WSWS | On August 14, 2019, the New York Times unveiled the 1619 Project. Timed to coincide with the four hundredth anniversary of the arrival of the first slaves in colonial Virginia, the 100-page special edition of the New York Times Magazine consisted of a series of essays that present American history as an unyielding racial struggle, in which black Americans have waged a solitary fight to redeem democracy against white racism.
The Times mobilized vast editorial and financial resources behind the 1619 Project. With backing from the corporate-endowed Pulitzer Center for Crisis Reporting, hundreds of thousands of copies were sent to schools. The 1619 Project fanned out to other media formats. Plans were even announced for films and television programming, backed by billionaire media personality Oprah Winfrey.
As a business venture the 1619 Project clambers on, but as an effort at historical revision it has been, to a great extent, discredited. This outcome is owed in large measure to the intervention of the World Socialist Web Site, with the support of a number of distinguished and courageous historians, which exposed the 1619 Project for what it is: a combination of shoddy journalism, careless and dishonest research, and a false, politically-motivated narrative that makes racism and racial conflict the central driving forces of American history.
In support of its claim that American history can be understood only when viewed through the prism of racial conflict, the 1619 Project sought to discredit American history’s two foundational events: The Revolution of 1775–83, and the Civil War of 1861–65. This could only be achieved by a series of distortions, omissions, half-truths, and false statements—deceptions that are catalogued and refuted in this book.
The New York Times is no stranger to scandals produced by dishonest and unprincipled journalism. Its long and checkered history includes such episodes as its endorsement of the Moscow frame-up trials of 1936–38 by its Pulitzer Prize-winning correspondent, Walter Duranty, and, during World War II, its unconscionable decision to treat the murder of millions of European Jews as “a relatively unimportant story” that did not require extensive and systematic coverage. [3] More recently, the Times was implicated, through the reporting of Judith Miller and the columns of Thomas Friedman, in the peddling of government misinformation about “weapons of mass destruction” that served to legitimize the 2003 invasion of Iraq. Many other examples of flagrant violations of even the generally lax standards of journalistic ethics could be cited, especially during the past decade, as the New York Times—listed on the New York Stock Exchange with a market capitalization of $7.5 billion—acquired increasingly the character of a media empire.

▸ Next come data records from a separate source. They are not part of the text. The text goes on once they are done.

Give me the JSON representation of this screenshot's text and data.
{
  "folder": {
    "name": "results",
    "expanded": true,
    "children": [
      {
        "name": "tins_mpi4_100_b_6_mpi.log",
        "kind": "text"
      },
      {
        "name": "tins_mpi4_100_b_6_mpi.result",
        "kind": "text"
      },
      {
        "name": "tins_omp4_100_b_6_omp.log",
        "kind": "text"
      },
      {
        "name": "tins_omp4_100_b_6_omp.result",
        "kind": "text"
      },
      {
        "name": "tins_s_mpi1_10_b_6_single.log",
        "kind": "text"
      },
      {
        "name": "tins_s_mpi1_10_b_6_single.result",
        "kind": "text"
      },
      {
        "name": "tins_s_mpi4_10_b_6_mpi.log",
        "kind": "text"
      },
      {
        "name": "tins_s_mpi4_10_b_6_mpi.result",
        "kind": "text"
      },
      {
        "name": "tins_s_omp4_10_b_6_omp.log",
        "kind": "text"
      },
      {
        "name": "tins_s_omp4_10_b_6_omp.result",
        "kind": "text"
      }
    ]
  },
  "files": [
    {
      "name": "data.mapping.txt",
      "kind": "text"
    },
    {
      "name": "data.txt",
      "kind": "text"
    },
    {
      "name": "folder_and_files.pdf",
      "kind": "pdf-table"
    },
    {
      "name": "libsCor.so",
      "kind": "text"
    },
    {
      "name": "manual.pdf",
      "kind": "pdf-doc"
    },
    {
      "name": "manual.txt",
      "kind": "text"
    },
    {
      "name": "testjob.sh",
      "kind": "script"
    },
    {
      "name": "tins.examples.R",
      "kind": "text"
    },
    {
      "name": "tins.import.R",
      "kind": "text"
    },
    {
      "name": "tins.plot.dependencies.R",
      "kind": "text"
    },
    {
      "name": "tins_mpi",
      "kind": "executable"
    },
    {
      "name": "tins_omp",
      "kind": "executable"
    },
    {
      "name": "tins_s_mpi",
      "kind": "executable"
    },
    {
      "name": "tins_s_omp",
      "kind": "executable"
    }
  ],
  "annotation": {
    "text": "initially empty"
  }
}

The “financialization” of the Times has proceeded alongside another critical determinant of the newspaper’s selection of issues to be publicized and promoted: that is, its central role in the formulation and aggressive marketing of the policies of the Democratic Party. This process has served to obliterate the always tenuous boundary lines between objective reporting and sheer propaganda. The consequences of the Times’ financial and political evolution have found a particularly reactionary expression in the 1619 Project. Led by Ms. Nikole Hannah-Jones and New York Times Magazine editor Jake Silverstein, the 1619 Project was developed for the purpose of providing the Democratic Party with a historical narrative that legitimized its efforts to develop an electoral constituency based on the promotion of racial politics. Assisting the Democratic Party’s decades-long efforts to disassociate itself from its identification with the social welfare liberalism of the New Deal to Great Society era, the 1619 Project, by prioritizing racial conflict, marginalizes, and even eliminates, class conflict as a notable factor in history and politics.
The shift from class struggle to racial conflict did not develop within a vacuum. The New York Times, as we shall explain, is drawing upon and exploiting reactionary intellectual tendencies that have been fermenting within substantial sections of middle-class academia for several decades.
The political interests and related ideological considerations that motivated the 1619 Project determined the unprincipled and dishonest methods employed by the Times in its creation. The New York Times was well aware of the fact that it was promoting a race-based narrative of American history that could not withstand critical evaluation by leading scholars of the Revolution and Civil War. The New York Times Magazine’s editor deliberately rejected consultation with the most respected and authoritative historians.
Moreover, when one of the Times’ fact-checkers identified false statements that were utilized to support the central arguments of the 1619 Project, her findings were ignored. And as the false claims and factual errors were exposed, the Times surreptitiously edited key phrases in 1619 Project material posted online. The knowledge and expertise of historians of the stature of Gordon Wood and James McPherson were of no use to the Times. Its editors knew they would object to the central thesis of the 1619 Project, promoted by lead essayist Hannah-Jones: that the American Revolution was launched as a conspiracy to defend slavery against pending British emancipation.